Es ésta una breve aventura acaecida por el mes de febrero de 1949, que protagoniza un grupo de siete muchachos, malos estudiantes pero buenos compañeros, alumnos internos del Colegio de La Inmaculada, para huérfanos de oficiales del Ejército, en Madrid,  “cariñosamente” llamado por todos “El Palomar”. Tres de ellos, Antonio Hernández Navarro, Pacuco Sánchez Navarro y Teófilo Jiménez Muñoz, sesenta y dos años después ayudan a rememorar lo que ahora ven como una insensatez propia de la edad.

Bodega, Cardona (de los que sólo recuerdan sus apellidos), Ángel Sánchez Navarro y Antonio Hernández Navarro, “los mayores”, con una media de edad de 15/16 años, y Francisco Sánchez Navarro (Pacuco, hermano de Ángel), Fernando Solans Rodríguez y Teófilo Jiménez Muñoz, “los pequeños”, de 12/13, son los que en la tarde de aquel domingo de invierno abandonan el centro. Se escapan.

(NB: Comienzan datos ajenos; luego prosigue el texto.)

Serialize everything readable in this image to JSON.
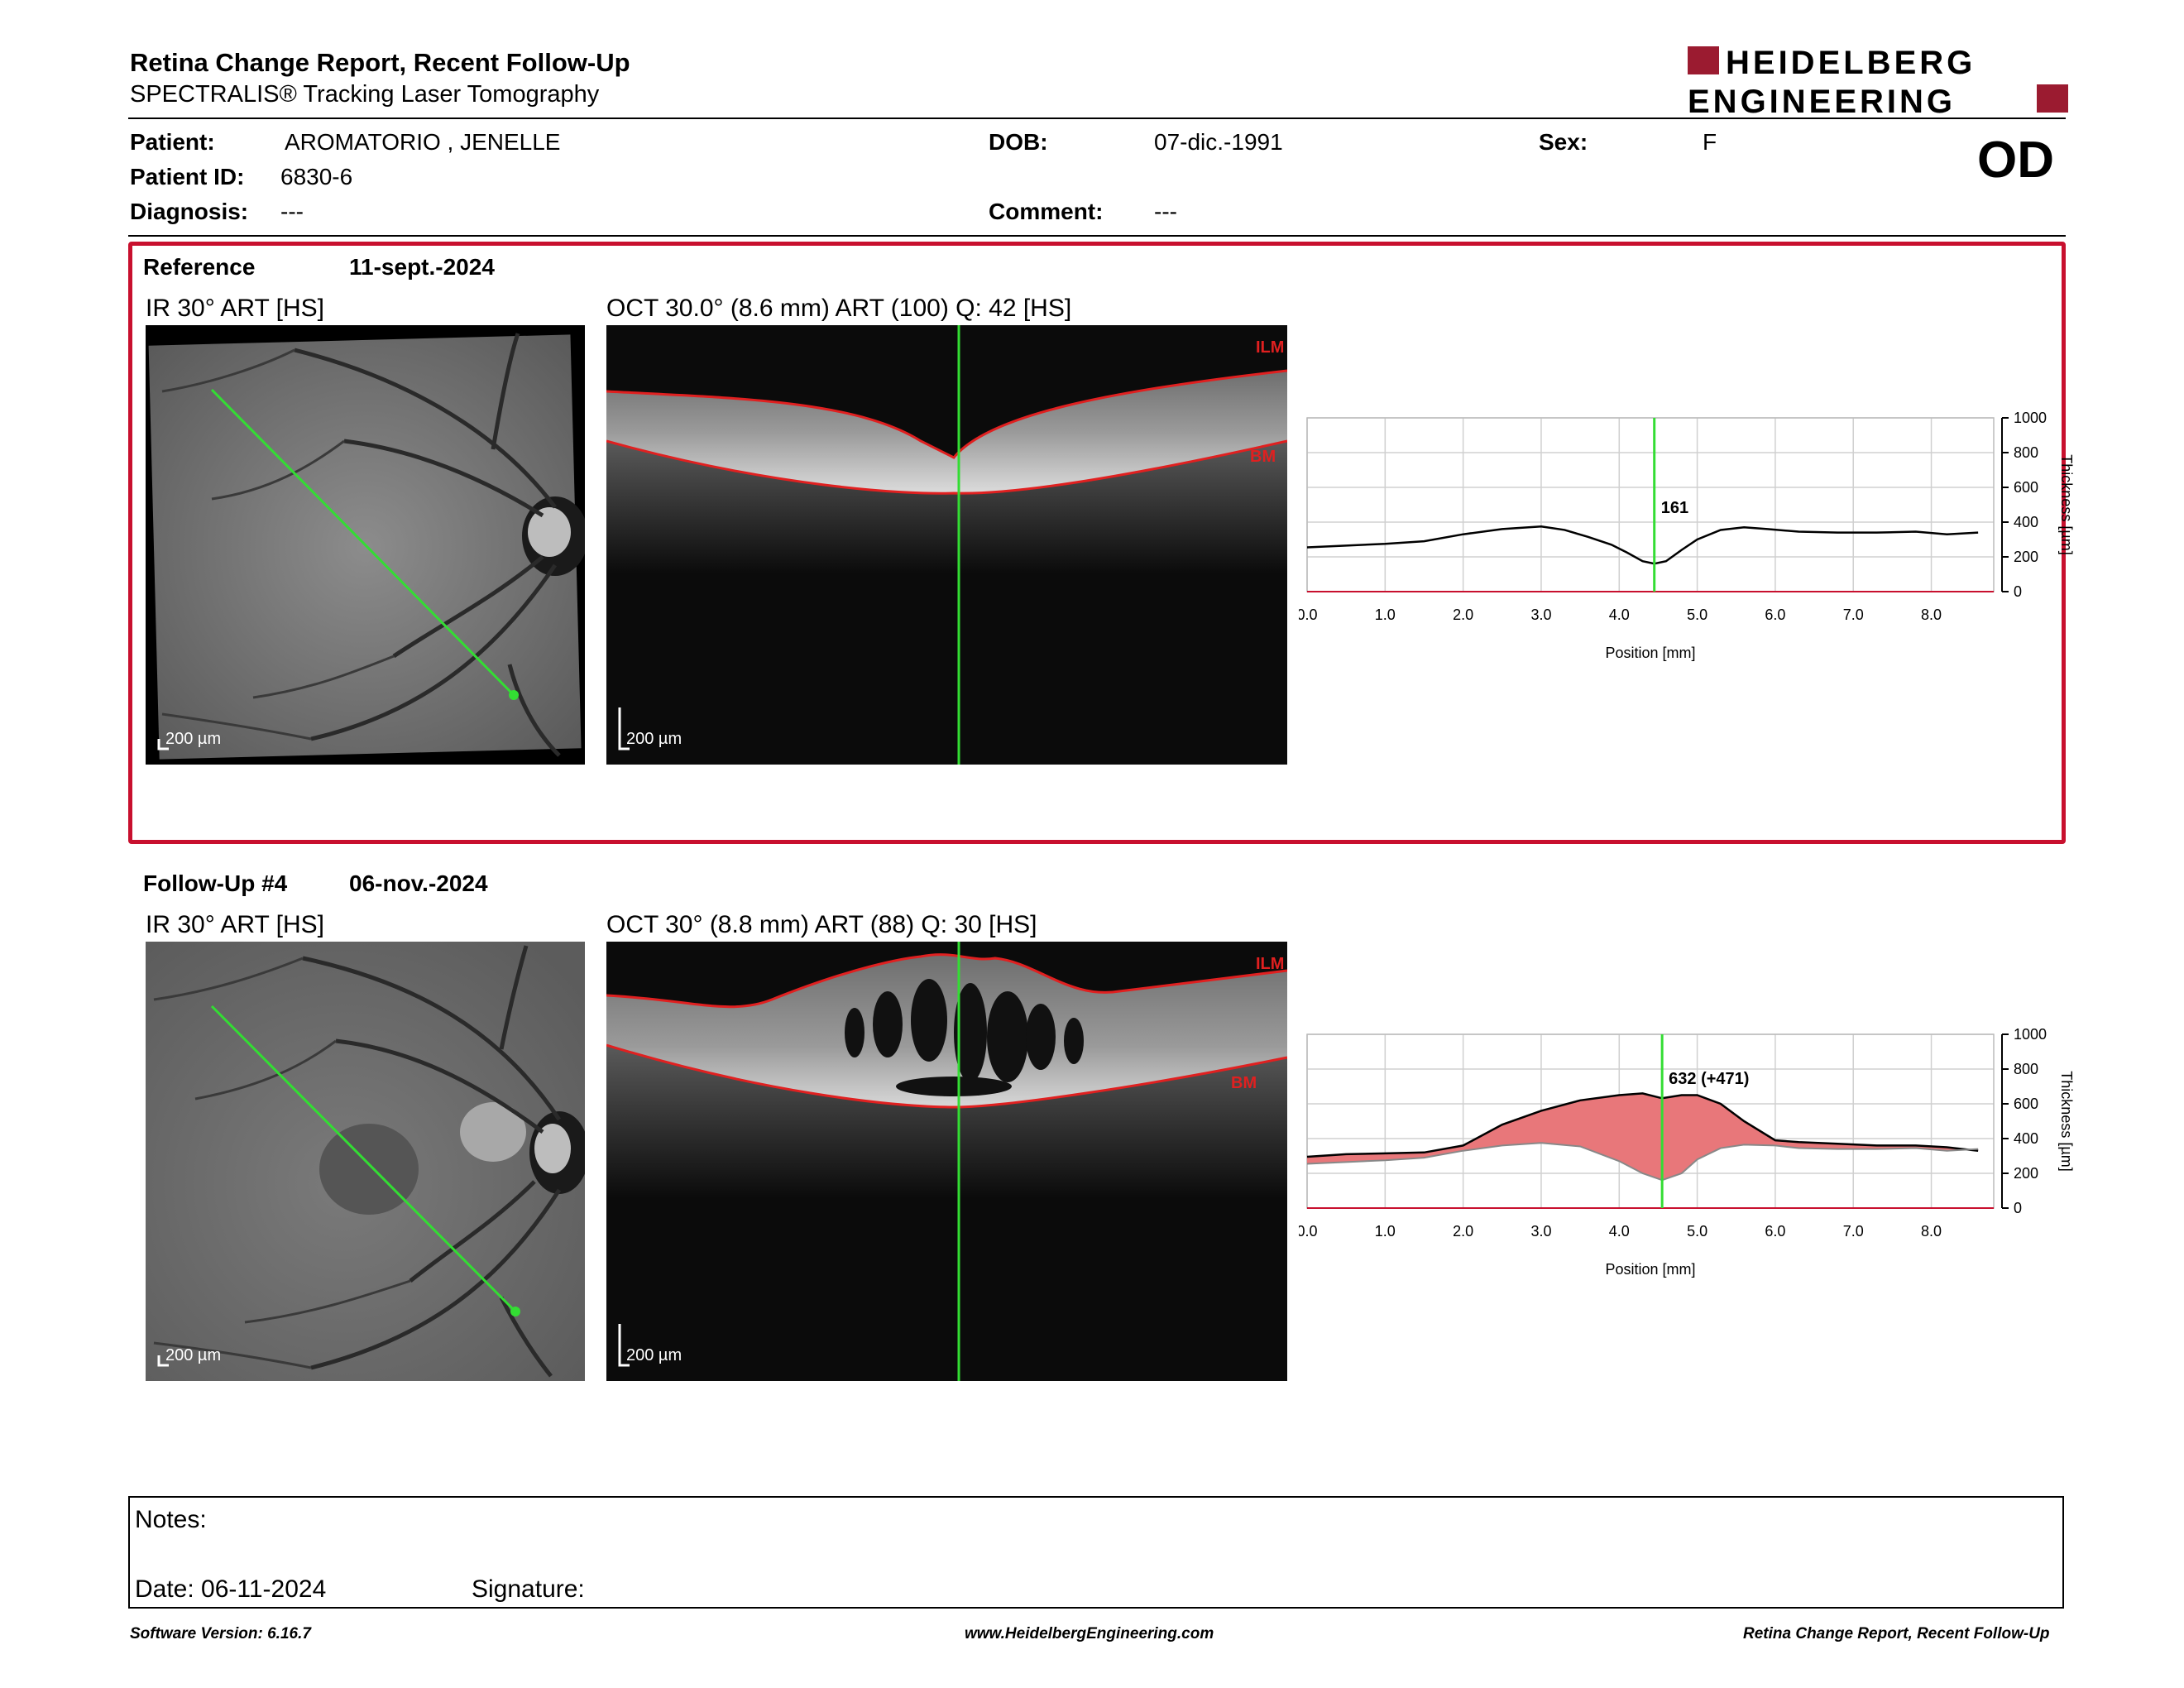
{
  "header": {
    "title": "Retina Change Report, Recent Follow-Up",
    "subtitle": "SPECTRALIS® Tracking Laser Tomography",
    "logo_line1": "HEIDELBERG",
    "logo_line2": "ENGINEERING",
    "brand_color": "#9b1b30"
  },
  "patient": {
    "patient_label": "Patient:",
    "patient_value": "AROMATORIO , JENELLE",
    "id_label": "Patient ID:",
    "id_value": "6830-6",
    "diagnosis_label": "Diagnosis:",
    "diagnosis_value": "---",
    "dob_label": "DOB:",
    "dob_value": "07-dic.-1991",
    "comment_label": "Comment:",
    "comment_value": "---",
    "sex_label": "Sex:",
    "sex_value": "F",
    "eye": "OD"
  },
  "reference": {
    "label": "Reference",
    "date": "11-sept.-2024",
    "ir_caption": "IR 30° ART [HS]",
    "oct_caption": "OCT 30.0° (8.6 mm) ART (100) Q: 42 [HS]",
    "scale_ir": "200 µm",
    "scale_oct": "200 µm",
    "ilm": "ILM",
    "bm": "BM"
  },
  "followup": {
    "label": "Follow-Up #4",
    "date": "06-nov.-2024",
    "ir_caption": "IR 30° ART [HS]",
    "oct_caption": "OCT 30° (8.8 mm) ART (88) Q: 30 [HS]",
    "scale_ir": "200 µm",
    "scale_oct": "200 µm",
    "ilm": "ILM",
    "bm": "BM"
  },
  "chart_data": [
    {
      "type": "line",
      "x": [
        0.0,
        0.5,
        1.0,
        1.5,
        2.0,
        2.5,
        3.0,
        3.3,
        3.6,
        3.9,
        4.1,
        4.3,
        4.45,
        4.6,
        4.8,
        5.0,
        5.3,
        5.6,
        5.9,
        6.3,
        6.8,
        7.3,
        7.8,
        8.2,
        8.6
      ],
      "y": [
        255,
        265,
        275,
        290,
        330,
        360,
        375,
        355,
        315,
        270,
        225,
        175,
        161,
        175,
        240,
        300,
        355,
        370,
        360,
        345,
        340,
        340,
        345,
        330,
        340
      ],
      "xlabel": "Position [mm]",
      "ylabel": "Thickness [µm]",
      "xlim": [
        0,
        8.8
      ],
      "ylim": [
        0,
        1000
      ],
      "xticks": [
        "0.0",
        "1.0",
        "2.0",
        "3.0",
        "4.0",
        "5.0",
        "6.0",
        "7.0",
        "8.0"
      ],
      "yticks": [
        "0",
        "200",
        "400",
        "600",
        "800",
        "1000"
      ],
      "marker_x": 4.45,
      "marker_label": "161",
      "grid": true
    },
    {
      "type": "area",
      "x": [
        0.0,
        0.5,
        1.0,
        1.5,
        2.0,
        2.5,
        3.0,
        3.5,
        4.0,
        4.3,
        4.55,
        4.8,
        5.0,
        5.3,
        5.6,
        6.0,
        6.3,
        6.8,
        7.3,
        7.8,
        8.2,
        8.6
      ],
      "series": [
        {
          "values": [
            295,
            310,
            315,
            320,
            360,
            480,
            560,
            620,
            650,
            660,
            632,
            650,
            650,
            600,
            500,
            390,
            380,
            370,
            360,
            360,
            350,
            330
          ]
        },
        {
          "values": [
            255,
            265,
            275,
            290,
            330,
            360,
            375,
            355,
            270,
            200,
            161,
            200,
            280,
            345,
            365,
            360,
            345,
            340,
            340,
            345,
            330,
            340
          ]
        }
      ],
      "xlabel": "Position [mm]",
      "ylabel": "Thickness [µm]",
      "xlim": [
        0,
        8.8
      ],
      "ylim": [
        0,
        1000
      ],
      "xticks": [
        "0.0",
        "1.0",
        "2.0",
        "3.0",
        "4.0",
        "5.0",
        "6.0",
        "7.0",
        "8.0"
      ],
      "yticks": [
        "0",
        "200",
        "400",
        "600",
        "800",
        "1000"
      ],
      "marker_x": 4.55,
      "marker_label": "632 (+471)",
      "fill_color": "#e8777a",
      "grid": true
    }
  ],
  "notes": {
    "notes_label": "Notes:",
    "date_label": "Date: 06-11-2024",
    "signature_label": "Signature:"
  },
  "footer": {
    "version": "Software Version: 6.16.7",
    "url": "www.HeidelbergEngineering.com",
    "report_name": "Retina Change Report, Recent Follow-Up"
  }
}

Lo hacen al regreso de la salida de ese día festivo, siguiendo un plan que venían fraguando desde unos ocho días antes, a iniciativa de Hernández Navarro, el cual había logrado contagiar al resto la idea de abandonar los estudios, que tan mal se les daba, e iniciar otra vida en la que no faltasen aventuras. Como lugar al que dirigirse propuso, y se aceptó, las orillas del río Júcar, entre Alcira y Cullera: una zona en la región valenciana de la que el profesor de Geografía había hablado en clase con tanto entusiasmo, y describió de tal forma, que Antonio  quedó embelesado y decidido a conocerla.

La nota curiosa la aporta Teófilo, que, amigo de todos, sin embargo no está al tanto de lo que se venía preparando, y cuando aquella tarde, también de vuelta de paseo, uno de los compinchados le dice “nos vamos a escapar ¿te vienes con nosotros?”, no lo piensa mucho y pasa a ser el número siete y el menor en edad de los fugados.

Los preparativos se limitan a unos bocadillos hechos el día antes, que guardan en el dormitorio. Llega el momento y Pacuco se presta a subir a por tan escasas provisiones, las cuales envuelve en su capa del uniforme, a manera de talego, pero surge el primer contratiempo. Cuando se dispone a bajar, ve a dos inspectores hablando en un descansillo, conversación que se prolonga y prolonga en exceso, lo cual trasmite desde la ventana del tercero a los que le esperan en el patio. Éstos, aprovechando que se estaba remodelando la fachada y los obreros usan una polea de la que cuelga una cubeta de goma, para la subida de materiales, le sugieren que se ponga de pie sobre la misma y ellos, desde abajo y con la cuerda, le descenderán.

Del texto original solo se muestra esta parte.